The term is associated with what is now known as Veterans Day. Originally, however, what we refer to as Veterans Day was for years known as Armistice Day. That was the name given to commemorate the temporary cessation of hostilities (armistice) between the Allied nations and Germany in what was commonly known as the “Great War” (World War I).
One year later, then President Wilson proclaimed Nov. 11 as the first commemoration of Armistice Day. Of course, as it turns out the “Great War” or “War to End All Wars,” didn’t end wars and after World War II, where more than 16 million people served; and the Korean Conflict, with some 5.7 million more having served; Armistice Day was aptly renamed, Veterans Day. In 1978, President Ford signed a new law which set aside the observation of Veterans Day to November 11th, except where it falls on a Saturday or Sunday, the federal government observes the holiday on the previous Friday or following Monday, respectively.
A common misunderstanding is the difference between Memorial Day and Veterans Day. Both days do honor veterans, however, Memorial Day specifically honors those veterans who’ve died in service to their country (especially those who’ve died in battle or as a result of their wounds received in battle); whereas Veterans Day is more inclusive as it is a holiday specifically to honor and thank all veterans, living or deceased, who’ve served their nation honorably, during times of conflict as well as during times of peace.

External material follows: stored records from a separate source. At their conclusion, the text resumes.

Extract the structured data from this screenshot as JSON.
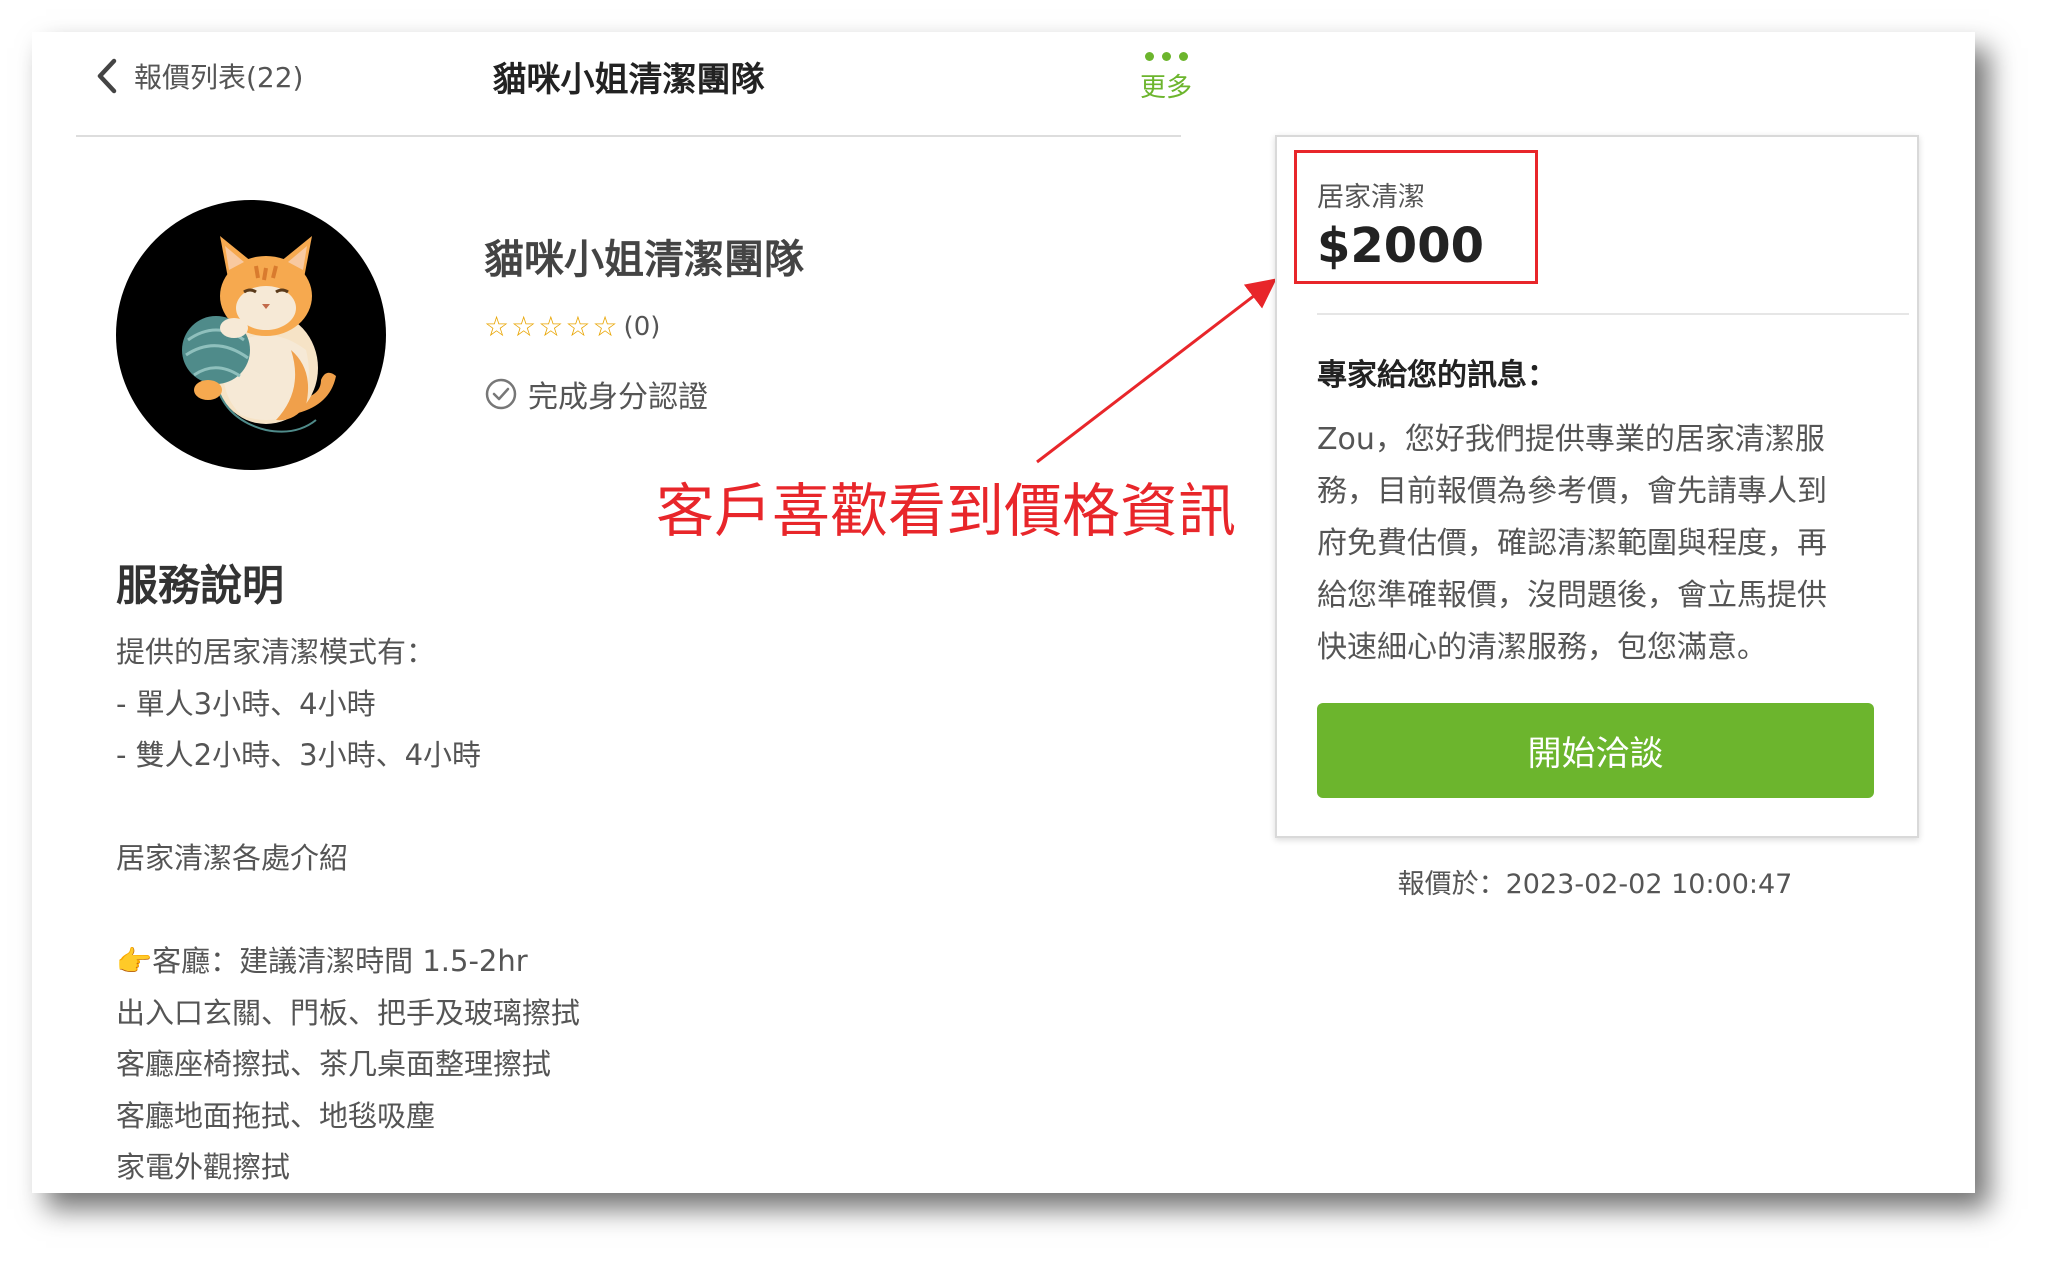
{
  "header": {
    "back_label": "報價列表(22)",
    "title": "貓咪小姐清潔團隊",
    "more_label": "更多"
  },
  "profile": {
    "name": "貓咪小姐清潔團隊",
    "rating_stars": 0,
    "rating_count": "(0)",
    "verified_label": "完成身分認證"
  },
  "service": {
    "heading": "服務說明",
    "lines": [
      "提供的居家清潔模式有：",
      "- 單人3小時、4小時",
      "- 雙人2小時、3小時、4小時",
      "",
      "居家清潔各處介紹",
      "",
      "👉客廳：建議清潔時間 1.5-2hr",
      "出入口玄關、門板、把手及玻璃擦拭",
      "客廳座椅擦拭、茶几桌面整理擦拭",
      "客廳地面拖拭、地毯吸塵",
      "家電外觀擦拭"
    ]
  },
  "annotation": {
    "text": "客戶喜歡看到價格資訊",
    "color": "#e8262a"
  },
  "quote": {
    "service_type": "居家清潔",
    "price": "$2000",
    "message_heading": "專家給您的訊息：",
    "message_lines": [
      "Zou，您好我們提供專業的居家清潔服",
      "務，目前報價為參考價，會先請專人到",
      "府免費估價，確認清潔範圍與程度，再",
      "給您準確報價，沒問題後，會立馬提供",
      "快速細心的清潔服務，包您滿意。"
    ],
    "cta_label": "開始洽談",
    "quoted_at": "報價於：2023-02-02 10:00:47"
  },
  "colors": {
    "accent_green": "#6cb52d",
    "highlight_red": "#e8262a",
    "star": "#e8a400"
  },
  "icons": {
    "back": "chevron-left-icon",
    "more": "more-dots-icon",
    "verified": "check-circle-icon",
    "star": "star-outline-icon"
  }
}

In fact, the Veterans Administration specifies Veterans Day is largely intended to thank living veterans for their service, to acknowledge that their contributions to our national security are appreciated, and to underscore the fact that all those who served — not only those who died — have sacrificed and done their duty.
So, on Veterans Day, throughout the nation, we take the time to remember our beloved veterans, those who’ve passed on and those who are still with us. We honor the memories of those who’ve predeceased us, but just as importantly, we thank all living veterans who’ve selflessly served their country.
In Shell Knob, the VFW Post 2203 will begin that commemoration at the Veterans Memorial Garden just off Highway 39, adjacent to Fohn Funeral Home. It will occur on Sunday at 11 a.m. and lasts a little under an hour. Upon completion of the memorial portion of the service, those attendees are encouraged to gather at the Post 2203 Building, just north of town on Highway 39 for a delicious barbecue luncheon sponsored by Jim Fohn and Fohn Funeral Home.
During this portion of the commemoration, certain members of the Shell Knob Memorial Post 2203 will be awarded quilts by the Shell Knob Discovery Quilt Guild.